A large-scale analysis published in Cardiovascular Diabetology has identified a novel composite biomarker, ln[ALP × sCr], that independently predicts long-term mortality in patients with type 2 diabetes. It is a natural logarithm of the product of serum alkaline phosphatase (ALP) and serum creatinine (sCr)

Data were analysed from 4,839 adults with type 2 diabetes drawn from the US National Health and Nutrition Examination Survey (NHANES) between 1999 and 2014. Using deep learning for feature selection, serum alkaline phosphatase (ALP) and serum creatinine (sCr) were identified as key predictors. When combined into the logarithmic index ln[ALP × sCr], the biomarker showed a strong association with mortality outcomes.
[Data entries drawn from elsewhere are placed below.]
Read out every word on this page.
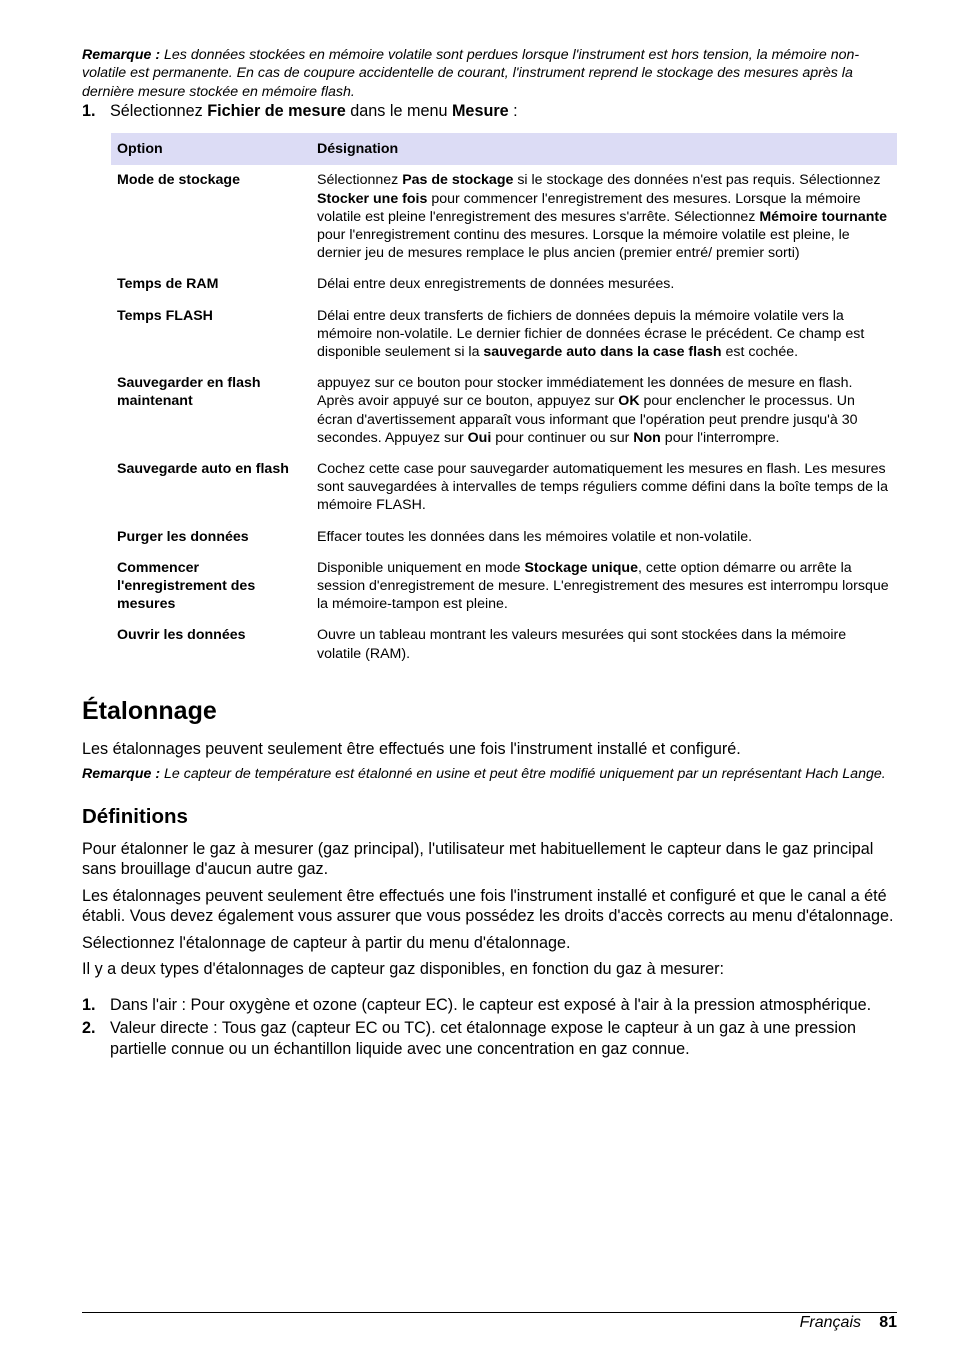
Remarque : Les données stockées en mémoire volatile sont perdues lorsque l'instrument est hors tension, la mémoire non-volatile est permanente. En cas de coupure accidentelle de courant, l'instrument reprend le stockage des mesures après la dernière mesure stockée en mémoire flash.

1. Sélectionnez Fichier de mesure dans le menu Mesure :
Option	Désignation
Mode de stockage	Sélectionnez Pas de stockage si le stockage des données n'est pas requis. Sélectionnez Stocker une fois pour commencer l'enregistrement des mesures. Lorsque la mémoire volatile est pleine l'enregistrement des mesures s'arrête. Sélectionnez Mémoire tournante pour l'enregistrement continu des mesures. Lorsque la mémoire volatile est pleine, le dernier jeu de mesures remplace le plus ancien (premier entré/ premier sorti)
Temps de RAM	Délai entre deux enregistrements de données mesurées.
Temps FLASH	Délai entre deux transferts de fichiers de données depuis la mémoire volatile vers la mémoire non-volatile. Le dernier fichier de données écrase le précédent. Ce champ est disponible seulement si la sauvegarde auto dans la case flash est cochée.
Sauvegarder en flash maintenant	appuyez sur ce bouton pour stocker immédiatement les données de mesure en flash. Après avoir appuyé sur ce bouton, appuyez sur OK pour enclencher le processus. Un écran d'avertissement apparaît vous informant que l'opération peut prendre jusqu'à 30 secondes. Appuyez sur Oui pour continuer ou sur Non pour l'interrompre.
Sauvegarde auto en flash	Cochez cette case pour sauvegarder automatiquement les mesures en flash. Les mesures sont sauvegardées à intervalles de temps réguliers comme défini dans la boîte temps de la mémoire FLASH.
Purger les données	Effacer toutes les données dans les mémoires volatile et non-volatile.
Commencer l'enregistrement des mesures	Disponible uniquement en mode Stockage unique, cette option démarre ou arrête la session d'enregistrement de mesure. L'enregistrement des mesures est interrompu lorsque la mémoire-tampon est pleine.
Ouvrir les données	Ouvre un tableau montrant les valeurs mesurées qui sont stockées dans la mémoire volatile (RAM).
Étalonnage

Les étalonnages peuvent seulement être effectués une fois l'instrument installé et configuré.

Remarque : Le capteur de température est étalonné en usine et peut être modifié uniquement par un représentant Hach Lange.

Définitions

Pour étalonner le gaz à mesurer (gaz principal), l'utilisateur met habituellement le capteur dans le gaz principal sans brouillage d'aucun autre gaz.

Les étalonnages peuvent seulement être effectués une fois l'instrument installé et configuré et que le canal a été établi. Vous devez également vous assurer que vous possédez les droits d'accès corrects au menu d'étalonnage.

Sélectionnez l'étalonnage de capteur à partir du menu d'étalonnage.

Il y a deux types d'étalonnages de capteur gaz disponibles, en fonction du gaz à mesurer:

1. Dans l'air : Pour oxygène et ozone (capteur EC). le capteur est exposé à l'air à la pression atmosphérique.
2. Valeur directe : Tous gaz (capteur EC ou TC). cet étalonnage expose le capteur à un gaz à une pression partielle connue ou un échantillon liquide avec une concentration en gaz connue.
Français 81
During a median follow-up of 11.4 years, higher quartiles of ln[ALP × sCr] were linked to significantly increased all-cause mortality. Death rate increased from 20.6 to 66.8 deaths per 1,000 person-years between the lowest and highest quartiles. Fully adjusted analyses showed the index remained a robust predictor of both cardiovascular and diabetes-related deaths, with the latter risk more than doubling in the highest quartile.

Mediation analysis suggested that vitamin D deficiency partially reduced the association between ln[ALP × sCr] and mortality, highlighting a possible protective pathway. The biomarker also had a correlation with higher C-reactive protein, lower albumin, and greater insulin resistance, pointing to links with systemic inflammation and metabolic dysfunction.

Because ALP and creatinine are already routinely measured in clinical practice, the study suggests that ln[ALP × sCr] could serve as a cost-effective tool for early risk stratification in type 2 diabetes. Further validation in diverse populations is needed before clinical adoption.